昏朦的天,滲著夜的暗,似乎同時也在呼應著,要墜到他們眼前一般。
獨孤寂心的心劍,再度入地。
大地的聲音與忿怒,也沉靜了。
他定定地看著,腳下這一片大地。想不到,他的「極脈」竟有這樣的功力。在他舉劍橫斬時,彷彿整片大地,都懸於他的心劍上,非常非常的沉重。

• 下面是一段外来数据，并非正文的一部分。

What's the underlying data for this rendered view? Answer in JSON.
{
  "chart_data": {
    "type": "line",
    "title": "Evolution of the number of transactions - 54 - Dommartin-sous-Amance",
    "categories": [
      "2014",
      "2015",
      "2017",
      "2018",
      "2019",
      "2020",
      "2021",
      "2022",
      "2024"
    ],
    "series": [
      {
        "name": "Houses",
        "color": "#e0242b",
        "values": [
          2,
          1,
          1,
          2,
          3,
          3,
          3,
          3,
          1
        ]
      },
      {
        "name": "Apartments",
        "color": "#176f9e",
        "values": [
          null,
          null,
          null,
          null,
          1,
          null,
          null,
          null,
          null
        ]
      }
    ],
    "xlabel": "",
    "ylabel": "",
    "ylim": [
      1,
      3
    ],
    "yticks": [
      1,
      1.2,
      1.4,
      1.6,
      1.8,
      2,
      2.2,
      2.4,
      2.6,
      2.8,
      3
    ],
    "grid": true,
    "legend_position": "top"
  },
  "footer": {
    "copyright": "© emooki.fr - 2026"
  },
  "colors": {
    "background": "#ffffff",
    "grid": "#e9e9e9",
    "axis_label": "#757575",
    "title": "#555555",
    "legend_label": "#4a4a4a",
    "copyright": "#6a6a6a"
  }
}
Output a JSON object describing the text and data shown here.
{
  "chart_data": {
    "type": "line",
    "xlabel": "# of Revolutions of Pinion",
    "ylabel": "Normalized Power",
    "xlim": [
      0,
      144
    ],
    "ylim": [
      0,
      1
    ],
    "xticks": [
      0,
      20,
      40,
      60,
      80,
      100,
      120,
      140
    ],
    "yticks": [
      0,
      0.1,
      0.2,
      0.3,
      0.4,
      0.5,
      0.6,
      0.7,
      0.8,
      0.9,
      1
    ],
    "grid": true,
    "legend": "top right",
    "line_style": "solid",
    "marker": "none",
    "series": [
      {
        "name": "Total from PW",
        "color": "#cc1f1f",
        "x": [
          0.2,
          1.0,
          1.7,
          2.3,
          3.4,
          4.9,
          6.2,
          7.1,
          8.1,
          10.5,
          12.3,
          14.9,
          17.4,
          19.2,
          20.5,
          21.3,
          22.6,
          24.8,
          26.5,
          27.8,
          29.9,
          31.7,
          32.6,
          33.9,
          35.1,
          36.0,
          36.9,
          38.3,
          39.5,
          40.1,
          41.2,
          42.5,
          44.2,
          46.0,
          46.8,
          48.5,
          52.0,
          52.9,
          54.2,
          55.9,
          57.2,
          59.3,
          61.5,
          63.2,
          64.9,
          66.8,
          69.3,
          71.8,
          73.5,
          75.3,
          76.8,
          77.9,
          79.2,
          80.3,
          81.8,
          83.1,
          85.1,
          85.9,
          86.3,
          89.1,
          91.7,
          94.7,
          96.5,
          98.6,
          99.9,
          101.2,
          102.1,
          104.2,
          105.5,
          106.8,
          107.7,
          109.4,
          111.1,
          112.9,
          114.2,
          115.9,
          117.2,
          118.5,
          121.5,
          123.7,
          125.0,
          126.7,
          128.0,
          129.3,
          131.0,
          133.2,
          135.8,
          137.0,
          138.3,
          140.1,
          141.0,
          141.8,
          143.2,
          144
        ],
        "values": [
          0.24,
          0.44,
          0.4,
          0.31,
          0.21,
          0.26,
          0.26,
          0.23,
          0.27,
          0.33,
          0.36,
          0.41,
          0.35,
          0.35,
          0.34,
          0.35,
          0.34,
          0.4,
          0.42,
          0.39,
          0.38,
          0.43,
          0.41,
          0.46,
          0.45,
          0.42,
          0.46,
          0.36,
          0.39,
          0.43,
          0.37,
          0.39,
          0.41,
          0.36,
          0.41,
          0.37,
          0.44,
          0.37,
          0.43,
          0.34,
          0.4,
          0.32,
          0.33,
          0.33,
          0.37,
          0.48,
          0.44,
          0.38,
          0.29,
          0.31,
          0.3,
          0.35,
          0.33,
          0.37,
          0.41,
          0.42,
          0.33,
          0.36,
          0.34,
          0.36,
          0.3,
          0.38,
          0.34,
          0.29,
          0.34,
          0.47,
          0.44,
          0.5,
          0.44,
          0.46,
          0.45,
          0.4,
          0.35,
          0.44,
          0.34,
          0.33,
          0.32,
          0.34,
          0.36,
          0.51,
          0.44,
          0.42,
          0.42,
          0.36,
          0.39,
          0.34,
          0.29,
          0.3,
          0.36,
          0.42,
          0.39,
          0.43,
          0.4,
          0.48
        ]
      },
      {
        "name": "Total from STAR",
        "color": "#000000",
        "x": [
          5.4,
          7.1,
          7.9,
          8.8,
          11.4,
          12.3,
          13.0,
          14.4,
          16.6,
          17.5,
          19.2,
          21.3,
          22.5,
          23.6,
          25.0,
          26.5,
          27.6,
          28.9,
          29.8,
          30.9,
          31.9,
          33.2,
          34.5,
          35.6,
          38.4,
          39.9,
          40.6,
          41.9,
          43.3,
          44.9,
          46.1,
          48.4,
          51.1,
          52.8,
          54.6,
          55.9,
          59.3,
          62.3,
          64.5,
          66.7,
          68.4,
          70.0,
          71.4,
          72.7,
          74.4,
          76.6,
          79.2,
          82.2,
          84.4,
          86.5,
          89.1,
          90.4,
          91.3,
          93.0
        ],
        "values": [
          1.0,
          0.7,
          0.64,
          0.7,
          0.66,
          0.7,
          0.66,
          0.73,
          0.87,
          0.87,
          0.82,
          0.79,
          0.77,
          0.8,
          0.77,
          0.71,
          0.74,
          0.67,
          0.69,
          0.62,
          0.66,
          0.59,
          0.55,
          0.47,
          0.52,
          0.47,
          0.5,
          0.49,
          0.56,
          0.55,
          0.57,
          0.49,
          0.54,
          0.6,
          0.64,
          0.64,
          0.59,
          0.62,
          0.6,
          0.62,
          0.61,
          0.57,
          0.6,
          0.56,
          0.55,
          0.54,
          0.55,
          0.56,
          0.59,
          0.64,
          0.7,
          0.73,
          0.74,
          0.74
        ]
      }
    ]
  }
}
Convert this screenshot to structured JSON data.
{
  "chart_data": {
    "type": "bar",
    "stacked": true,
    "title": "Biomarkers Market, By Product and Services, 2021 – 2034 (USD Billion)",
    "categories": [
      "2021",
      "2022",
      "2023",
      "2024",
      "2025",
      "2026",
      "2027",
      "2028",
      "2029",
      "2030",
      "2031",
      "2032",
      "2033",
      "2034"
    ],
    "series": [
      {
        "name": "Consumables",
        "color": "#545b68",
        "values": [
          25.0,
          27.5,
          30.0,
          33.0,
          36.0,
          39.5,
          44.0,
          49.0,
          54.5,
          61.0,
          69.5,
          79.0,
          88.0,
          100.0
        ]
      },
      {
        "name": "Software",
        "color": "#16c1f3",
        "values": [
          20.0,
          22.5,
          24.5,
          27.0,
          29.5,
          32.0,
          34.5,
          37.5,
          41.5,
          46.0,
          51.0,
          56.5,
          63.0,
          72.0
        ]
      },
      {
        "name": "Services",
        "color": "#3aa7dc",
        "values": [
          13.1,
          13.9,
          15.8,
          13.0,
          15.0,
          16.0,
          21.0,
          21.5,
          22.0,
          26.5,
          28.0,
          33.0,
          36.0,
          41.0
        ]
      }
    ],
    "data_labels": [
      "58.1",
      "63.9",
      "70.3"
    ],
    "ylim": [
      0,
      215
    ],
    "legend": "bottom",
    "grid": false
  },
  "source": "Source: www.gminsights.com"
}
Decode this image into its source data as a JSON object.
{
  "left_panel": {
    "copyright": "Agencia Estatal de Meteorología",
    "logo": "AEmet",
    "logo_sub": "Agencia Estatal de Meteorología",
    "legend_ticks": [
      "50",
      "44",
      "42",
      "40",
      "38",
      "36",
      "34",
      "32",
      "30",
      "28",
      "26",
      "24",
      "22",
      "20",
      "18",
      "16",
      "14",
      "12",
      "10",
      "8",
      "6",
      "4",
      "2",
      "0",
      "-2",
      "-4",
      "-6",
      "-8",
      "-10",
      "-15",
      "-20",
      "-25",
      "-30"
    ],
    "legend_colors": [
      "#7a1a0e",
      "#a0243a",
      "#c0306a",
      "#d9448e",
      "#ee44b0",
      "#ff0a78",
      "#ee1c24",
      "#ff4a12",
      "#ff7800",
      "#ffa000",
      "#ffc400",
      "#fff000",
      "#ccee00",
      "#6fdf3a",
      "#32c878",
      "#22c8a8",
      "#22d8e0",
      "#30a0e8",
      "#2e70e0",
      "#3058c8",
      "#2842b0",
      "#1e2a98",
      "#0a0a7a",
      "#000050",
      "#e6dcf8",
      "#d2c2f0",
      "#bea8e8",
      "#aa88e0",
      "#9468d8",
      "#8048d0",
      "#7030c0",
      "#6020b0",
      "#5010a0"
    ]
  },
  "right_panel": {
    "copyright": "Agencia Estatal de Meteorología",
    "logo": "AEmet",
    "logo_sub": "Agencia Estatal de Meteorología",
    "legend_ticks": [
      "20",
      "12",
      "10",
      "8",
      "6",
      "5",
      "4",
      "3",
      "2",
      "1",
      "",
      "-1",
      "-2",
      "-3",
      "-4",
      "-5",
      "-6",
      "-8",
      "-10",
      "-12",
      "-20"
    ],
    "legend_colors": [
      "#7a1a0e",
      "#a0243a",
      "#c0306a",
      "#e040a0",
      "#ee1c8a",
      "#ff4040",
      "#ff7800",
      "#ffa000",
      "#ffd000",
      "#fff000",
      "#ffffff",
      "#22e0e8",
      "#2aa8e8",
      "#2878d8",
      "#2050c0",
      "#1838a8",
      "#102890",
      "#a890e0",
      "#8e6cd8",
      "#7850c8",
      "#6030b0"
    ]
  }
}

但當他奮力一推後,大地之力卻輕靈地由心劍裡放出橫斬,那種奇特的矛盾,令他也不由得一頓。
大地終藉由他的心劍,狠狠地斬往人慾的蒙然血霧。
他似乎更貼進了。他似乎慢慢地走入真正的自我。
天與地彷彿在招喚他似的。一切的一切,都緩緩地清澄著。他心中瘀著的陰鬱,也趨向於逐漸釋散。然而,他自己的真正定位,卻沒有最深然的劃定。這一點的惘然,他也還沒有釋去。
獨孤寂心傲然一人,獨仁在數千人的眸視下。
他首次認真地注視著鳳霞飛。他啞聲道:「聽聞,我是‘邪心不動’,以及這一場戰役的根源?」
鳳霞飛眼中邪意瀰漫,回視著獨孤寂心。她道:「可以這麼說。不過,你只是一個引子罷了。中原與異域之戰,終有一天,需要用血來印證。」
「不論如何,你今日不從我這裡得到答案,你便不會罷休。對嗎?」
「根本不需要答案。」
「生與死,不就是一種答案!」獨孤寂心冷厲地說。
鳳霞飛回視他,點頭答道:「生與死,的確是種答案。那麼,我們就在此處做個了斷吧!」
「好!」獨孤寂心應承。
風霞飛秀手一揚,「退開!」
她所屬「鬼舞教」的手下們,俱皆退開。
獨孤寂心回眸望著中原諸人。
空宇僧大步跨前,說道:「你這一斬,十足精采!可以說是大地的震怒吧。但可惜啊可惜,你還有餘力再使出‘極脈’?你的軀體,還受得了第三次的‘極脈’?要知道‘極脈’,雖已臻至‘極劍’劍界,但那並不是純然的境界,而是你‘龍飄八脈’的第八脈。只是,你的一脈。那只是,你在生與死的邊界交迫裡,才能迸發出來的驚絕劍式罷了。我想你也沒有大多把握,可以即意再擊出那極生命巔峰的一劍吧?更何況,你的‘異宗’真氣,也撐不住連連的天地浩氣的強力貫輸。你的身體五臟,依我看也損傷得很是嚴重了,對吧?即使如此,你也要戰?」
獨孤寂心並不回答,只是凝注著空宇。
空宇看著獨孤寂心眼中悽絕的孤寂與騰昇的戰意,他退步了。
「好!好個‘孤獨’。一個生死不懼的孤獨人。你就用你自己的生命,印證自己存在的實質吧!不過記住,留著你的命。我‘遊僧’空宇可還不希望失去你這個千載難逢的好對手。」
空宇一退,所有人也漸次退開。
雪夜舞、左思、狄含煙、唐夢詩、蕭遊涯、胡莫愁、展常泉等,曾經與「孤獨」有過關係的人,都在一種強烈而賁張的情緒下,不願而不由地退走。尤其是諸女的眼中,都不禁地流出一種情網的悽纏感。
只有,雲破月和司徒蕾還沒退開。
獨孤寂心右手持心劍,遙指風霞飛。
「你真能再戰?」司徒蕾擔憂地問。
獨孤寂心驀地左手一翻,一股暗潮似的氣勁,倏地將司徒蕾捲到後方。
司徒蕾並不抗拒,她已非常清楚他的回答。非常非常的清楚,沒有能不能再戰這個問題。只要他還在,他就必須選擇自己的路,即便是條血途,他也無悔。
她的心,似乎「砰」的一聲,裂了。
她滿目的傷痴,映著獨孤寂心的茫影。
雲破月靈問一揮,灑出一片劍芒。